Colombia y Ecuador atraviesan una de las crisis diplomáticas más graves en años, marcada por un aumento de tensiones entre los presidentes Gustavo Petro y Daniel Noboa. En solo dos días, ambos países llamaron a consultas a sus respectivos embajadores y Ecuador duplicó las tarifas arancelarias al 100%, mientras que Colombia evalúa retirarse de la Comunidad Andina.
Medidas y declaraciones que agravan el conflicto
El presidente Gustavo Petro ordenó el regreso inmediato de la embajadora colombiana en Ecuador y anunció que el próximo consejo de ministros se realizará en la frontera común. Además, solicitó avanzar en el ingreso de Colombia al Mercosur. Por su parte, Daniel Noboa justificó el aumento de aranceles por la supuesta falta de cooperación en la lucha contra el narcotráfico, afirmando una reducción del 33% en muertes violentas en la frontera desde que implementaron medidas estrictas.

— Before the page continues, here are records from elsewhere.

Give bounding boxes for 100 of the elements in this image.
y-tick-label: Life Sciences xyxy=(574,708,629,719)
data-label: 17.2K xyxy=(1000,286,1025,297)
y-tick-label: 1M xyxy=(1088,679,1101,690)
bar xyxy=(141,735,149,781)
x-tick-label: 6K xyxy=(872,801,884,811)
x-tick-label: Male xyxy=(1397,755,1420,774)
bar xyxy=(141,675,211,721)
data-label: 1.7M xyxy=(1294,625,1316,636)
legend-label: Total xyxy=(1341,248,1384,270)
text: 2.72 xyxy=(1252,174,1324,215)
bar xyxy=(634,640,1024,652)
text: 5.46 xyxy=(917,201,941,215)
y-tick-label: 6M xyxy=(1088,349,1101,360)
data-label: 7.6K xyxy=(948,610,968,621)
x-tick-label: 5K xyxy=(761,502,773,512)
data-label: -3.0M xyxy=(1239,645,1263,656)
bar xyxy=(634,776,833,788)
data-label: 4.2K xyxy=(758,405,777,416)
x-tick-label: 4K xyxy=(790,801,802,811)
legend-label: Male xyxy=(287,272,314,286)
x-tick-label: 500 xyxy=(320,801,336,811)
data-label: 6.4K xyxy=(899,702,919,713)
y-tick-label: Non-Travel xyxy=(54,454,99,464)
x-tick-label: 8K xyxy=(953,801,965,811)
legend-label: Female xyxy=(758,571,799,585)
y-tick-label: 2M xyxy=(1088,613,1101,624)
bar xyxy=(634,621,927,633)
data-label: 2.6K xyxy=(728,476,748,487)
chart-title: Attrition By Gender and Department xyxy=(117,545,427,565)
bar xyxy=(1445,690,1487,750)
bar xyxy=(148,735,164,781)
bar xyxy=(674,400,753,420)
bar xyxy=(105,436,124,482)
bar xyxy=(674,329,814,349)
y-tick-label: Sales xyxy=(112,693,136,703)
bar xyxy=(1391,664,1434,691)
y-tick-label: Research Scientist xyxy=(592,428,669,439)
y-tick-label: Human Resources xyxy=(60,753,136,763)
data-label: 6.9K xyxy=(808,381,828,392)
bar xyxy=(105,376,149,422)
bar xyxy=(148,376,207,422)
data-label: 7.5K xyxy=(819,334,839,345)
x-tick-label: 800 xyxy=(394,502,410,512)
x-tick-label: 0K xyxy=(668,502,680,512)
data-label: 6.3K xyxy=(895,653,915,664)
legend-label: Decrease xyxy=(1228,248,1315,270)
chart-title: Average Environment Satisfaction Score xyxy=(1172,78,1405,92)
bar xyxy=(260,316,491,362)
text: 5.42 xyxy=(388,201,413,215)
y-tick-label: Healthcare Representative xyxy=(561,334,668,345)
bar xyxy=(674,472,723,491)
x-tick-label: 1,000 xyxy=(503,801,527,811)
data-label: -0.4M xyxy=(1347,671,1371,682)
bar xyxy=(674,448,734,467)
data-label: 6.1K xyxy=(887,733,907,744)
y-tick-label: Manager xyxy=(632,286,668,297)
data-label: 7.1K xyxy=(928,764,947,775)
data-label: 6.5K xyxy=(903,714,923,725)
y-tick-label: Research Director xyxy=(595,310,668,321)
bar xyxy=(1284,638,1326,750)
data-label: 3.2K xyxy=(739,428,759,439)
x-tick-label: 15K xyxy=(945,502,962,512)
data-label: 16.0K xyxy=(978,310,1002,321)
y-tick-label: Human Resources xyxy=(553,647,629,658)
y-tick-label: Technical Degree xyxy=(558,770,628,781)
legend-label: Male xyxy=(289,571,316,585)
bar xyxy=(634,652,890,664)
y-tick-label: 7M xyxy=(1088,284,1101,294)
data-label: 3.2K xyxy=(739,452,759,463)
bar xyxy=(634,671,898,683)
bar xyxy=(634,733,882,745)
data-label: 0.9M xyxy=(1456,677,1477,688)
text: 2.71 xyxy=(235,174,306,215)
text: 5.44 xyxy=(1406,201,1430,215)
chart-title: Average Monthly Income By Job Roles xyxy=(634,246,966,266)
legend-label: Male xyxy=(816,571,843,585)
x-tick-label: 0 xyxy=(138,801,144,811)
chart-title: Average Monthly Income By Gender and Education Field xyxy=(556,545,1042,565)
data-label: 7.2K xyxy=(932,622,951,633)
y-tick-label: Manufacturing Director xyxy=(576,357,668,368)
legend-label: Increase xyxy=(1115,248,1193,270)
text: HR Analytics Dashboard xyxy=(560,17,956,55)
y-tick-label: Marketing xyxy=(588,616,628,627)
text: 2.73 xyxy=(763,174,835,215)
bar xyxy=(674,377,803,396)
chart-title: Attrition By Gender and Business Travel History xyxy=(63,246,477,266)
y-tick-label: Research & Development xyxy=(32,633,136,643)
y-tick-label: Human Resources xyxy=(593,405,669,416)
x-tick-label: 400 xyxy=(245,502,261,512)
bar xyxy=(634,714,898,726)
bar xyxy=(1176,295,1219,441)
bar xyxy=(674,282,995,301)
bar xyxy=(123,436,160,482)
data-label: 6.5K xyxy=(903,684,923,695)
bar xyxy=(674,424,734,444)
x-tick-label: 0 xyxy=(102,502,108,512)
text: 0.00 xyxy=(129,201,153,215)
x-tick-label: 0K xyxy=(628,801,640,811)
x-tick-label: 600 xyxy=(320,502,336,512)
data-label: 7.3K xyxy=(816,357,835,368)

El conflicto se profundizó luego de que Petro calificara de "preso político" al exvicepresidente ecuatoriano Jorge Glas, lo que llevó a Ecuador a emitir una nota de protesta y acusar al mandatario colombiano de generar un deterioro en las relaciones bilaterales.
Impacto en la relación bilateral y comercio
La escalada tensiona las mesas de diálogo técnico sobre comercio, transporte, energía y seguridad fronteriza, suspendiendo avances recientes. Además, la decisión unilateral de Ecuador a finales de 2025 de cerrar pasos fronterizos y la deportación masiva de presos colombianos sin coordinación previa han sumado dificultades a la relación.
“Estamos ante uno de los momentos más complejos de la relación colombo-ecuatoriana. Este tipo de decisiones escalan el conflicto y perjudican principalmente a las poblaciones fronterizas.”
Expertos señalan que llamar a consultas a los embajadores es un paso previo, pero no definitivo, hacia una posible ruptura diplomática. Mientras tanto, en Colombia se mantiene la intención de conservar canales abiertos para afrontar los retos fronterizos y proteger a sus ciudadanos.
Consecuencias económicas y reclamos gremiales
La posible salida de Colombia de la Comunidad Andina implicaría perder acceso preferencial a mercados de Ecuador, Perú y Bolivia, afectando el comercio regional. Gremios como la Andi y Analdex han pedido mesura a ambos gobiernos para evitar que las disputas políticas afecten a trabajadores y consumidores.
“Lo que está sucediendo debe concentrarse en lo político, diplomático y de seguridad. No tiene sentido que nuestros trabajadores y consumidores sean la moneda de cambio.”
“Cierra definitivamente cualquier posibilidad de comercio entre Colombia y Ecuador.”
La crisis actual refleja tensiones acumuladas en la relación bilateral que requieren un manejo diplomático cuidadoso para evitar un mayor deterioro y proteger los intereses de ambas naciones.